I'm Maddy, and I have a 7-year-old American Blue mix shorthair named Reese. I'm a lifelong cat lover and consider it a privilege and a responsibility to take the best care possible of Reesie, who, in turn, showers me with affection. She's the most lap-happy cat I've ever known, and whenever I'm sitting in a chair or on the couch, Reese is curled up in my lap, usually purring. I look forward to interacting with other cat appreciators, and getting some of my Reesie-centric questions answered.

Thanks!
M


----------



## marie73 (Jul 12, 2006)

Welcome, Maddy!

Reese looks like an adorable cuddlebug!


----------



## Dave_ph (Jul 7, 2009)

We like you. You posted pics right away


----------



## MaddOphelia (Jan 25, 2011)

Thanks, Marie! Your kitties are adorable!


----------



## kittywitty (Jun 19, 2010)

Welcome, your Reese kitty is adorable! Look forward to getting to know you and Reese.


----------



## MaddOphelia (Jan 25, 2011)

Aw, thanks. Yours are super cute too!


----------



## love.my.cats (Jan 29, 2009)

Welcome. What a pretty kitty


----------



## Time Bandit (Aug 17, 2010)

Welcome!  Reese is adorably cute...she looks so cuddly!


----------



## Susan (Mar 29, 2010)

Welcome! Reese is lovely.


----------



## RobinD (Jan 18, 2011)

Welcome! Reese is beautiful!


----------



## Greenport ferals (Oct 30, 2010)

Reesie is a cute kitty. Who is the other one?

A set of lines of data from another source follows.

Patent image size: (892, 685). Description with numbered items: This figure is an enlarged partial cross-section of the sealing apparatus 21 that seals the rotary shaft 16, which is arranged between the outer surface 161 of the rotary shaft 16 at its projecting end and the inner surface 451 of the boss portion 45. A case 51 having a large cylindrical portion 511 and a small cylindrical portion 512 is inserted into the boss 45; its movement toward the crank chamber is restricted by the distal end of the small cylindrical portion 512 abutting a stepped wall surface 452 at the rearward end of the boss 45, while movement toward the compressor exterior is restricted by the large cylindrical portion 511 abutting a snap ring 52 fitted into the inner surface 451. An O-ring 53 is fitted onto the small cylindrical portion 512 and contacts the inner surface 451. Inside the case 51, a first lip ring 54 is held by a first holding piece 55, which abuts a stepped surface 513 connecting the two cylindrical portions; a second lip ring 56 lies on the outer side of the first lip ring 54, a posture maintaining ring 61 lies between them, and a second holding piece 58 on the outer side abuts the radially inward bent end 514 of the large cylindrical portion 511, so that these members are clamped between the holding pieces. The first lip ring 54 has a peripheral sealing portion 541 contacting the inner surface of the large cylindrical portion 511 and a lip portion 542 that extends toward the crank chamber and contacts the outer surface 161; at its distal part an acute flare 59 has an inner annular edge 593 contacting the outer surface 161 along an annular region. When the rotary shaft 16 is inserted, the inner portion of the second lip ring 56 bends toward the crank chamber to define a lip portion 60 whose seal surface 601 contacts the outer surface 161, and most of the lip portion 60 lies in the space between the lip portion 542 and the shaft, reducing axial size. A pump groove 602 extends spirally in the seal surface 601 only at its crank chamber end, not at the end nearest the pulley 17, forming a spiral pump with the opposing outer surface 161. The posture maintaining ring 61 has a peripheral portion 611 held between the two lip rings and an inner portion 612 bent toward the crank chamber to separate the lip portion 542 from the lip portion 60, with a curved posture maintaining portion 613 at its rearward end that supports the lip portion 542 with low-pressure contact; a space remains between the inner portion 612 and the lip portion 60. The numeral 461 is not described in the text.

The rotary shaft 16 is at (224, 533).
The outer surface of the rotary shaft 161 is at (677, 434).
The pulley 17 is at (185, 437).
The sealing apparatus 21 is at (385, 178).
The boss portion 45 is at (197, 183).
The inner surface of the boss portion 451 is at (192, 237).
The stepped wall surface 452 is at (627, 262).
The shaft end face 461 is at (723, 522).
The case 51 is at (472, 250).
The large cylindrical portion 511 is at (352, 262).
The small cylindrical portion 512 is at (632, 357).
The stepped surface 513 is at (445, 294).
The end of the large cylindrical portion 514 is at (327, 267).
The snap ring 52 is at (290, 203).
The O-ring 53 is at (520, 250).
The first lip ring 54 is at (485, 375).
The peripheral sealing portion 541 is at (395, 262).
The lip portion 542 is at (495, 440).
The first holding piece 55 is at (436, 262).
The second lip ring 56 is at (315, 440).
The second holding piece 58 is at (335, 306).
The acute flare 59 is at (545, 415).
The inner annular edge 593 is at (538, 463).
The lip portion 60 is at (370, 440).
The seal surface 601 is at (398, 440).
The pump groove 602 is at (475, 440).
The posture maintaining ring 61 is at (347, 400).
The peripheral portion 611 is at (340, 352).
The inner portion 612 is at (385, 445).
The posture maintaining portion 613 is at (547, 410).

Oh, um, is the other one a stuffed kitty?


----------



## OctoberinMaine (Sep 12, 2006)

"Cat appreciators," that about sums us up. 

Reese is adorable!


----------



## Greenport ferals (Oct 30, 2010)

Greenport ferals said:


> Reesie is a cute kitty. Who is the other one?


Oh, Reese and Stuffy. 
Finally noticed the little metal loop.


----------